Bakterie, azotany i mangan to tylko niektóre substancje, jakie każdego dnia wypijają razem z wodą z przydomowych studni polscy rolnicy. Tymczasem wody się nie bada, bo za analizę trzeba płacić.
Nikt nie wie, ile przydomowych studni jest w naszym regionie. Nikt też nie prowadzi rejestrów takich ujęć, bo można budować je bez specjalnego pozwolenia. Tymczasem rolnicy korzystają z przydomowych ujęć, mimo że na wsi jest sieć wodociągowa. Za wodę trzeba zapłacić – zwracają uwagę w toruńskiej Stacji Sanitarno-Epidemiologicznej. Poza tym gminy najczęściej "fundują" tylko główną sieć. Za przyłącza płacą mieszkańcy. Zdarza się, że kosztuje to kilkaset złotych.
Nie nadaje się do picia!
Moja woda jest najlepsza, bo ze studni! – chwalą się gospodarze. Ale
pracownicy Państwowej Inspekcji Sanitarnej alarmują, że woda jest
zanieczyszczona. W 60-70 procent studni woda nie nadaje się do picia –
szacuje Jerzy Bieniak z Wojewódzkiej Stacji Sanitarno-Epidemiologicznej w
Bydgoszczy. Są w niej bakterie coli, azotany, żelazo i mangan. Studnie są
płytkie i kopie się je blisko przeciekających szamb lub
gnojowników.
Czasy, kiedy przeprowadzano kontrole w gospodarstwach już
minęły. Zgodnie z rozporządzeniem ministra zdrowia z 2002 r., za jakość wody
odpowiada jej właściciel. Monitoringiem inspekcji objęte są tylko te
indywidualne ujęcia i urządzenia, które wytwarzają średnio ponad 10 m sześc.
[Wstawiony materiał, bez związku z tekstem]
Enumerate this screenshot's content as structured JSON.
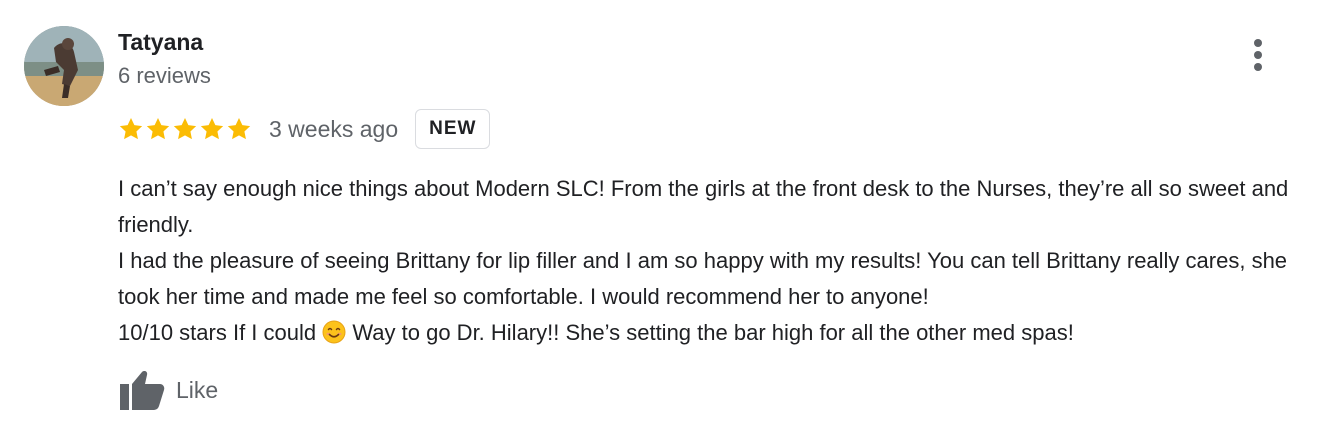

wody na dobę lub zaopatrują w nią ponad 50 osób. PIS bada też wodę przeznaczoną
na cele komercyjne i publiczne.
Jedna na tysiąc
Za badanie wody w przydomowej studni, z której korzysta tylko jedna rodzina, trzeba płacić. Analiza podstawowa (na obecność m.in. bakterii) kosztuje średnio 300 zł. Być może dlatego zainteresowanych jakością wody z własnego ujęcia brakuje. W 2002 r. Państwowa Inspekcja Sanitarna w woj. kujawsko-pomorskim zbadała tylko 69 studni na wsi. W połowie z nich woda była zanieczyszczona (w ok. 30 proc. zawierała za dużo bakterii coli).
W Toruniu i Włocławku szacują, że na ok. 1 tys. wykonanych prób, 1 proc. to badania wody ze studni wiejskich. Bardzo rzadko zdarza się, aby ktoś zlecał nam badanie wody – mówi Kazimierz Stawicki z włocławskiej stacji. Czasami z naszych usług korzystają osoby, które używają wodę do prowadzenia działalności gospodarczej lub są dostawcami mleka. Wśród klientów są też ci, którzy budują domy i chcą mieć własne ujęcie. - Ale ich na to stać – mówią w Państwowej Inspekcji Sanitarnej.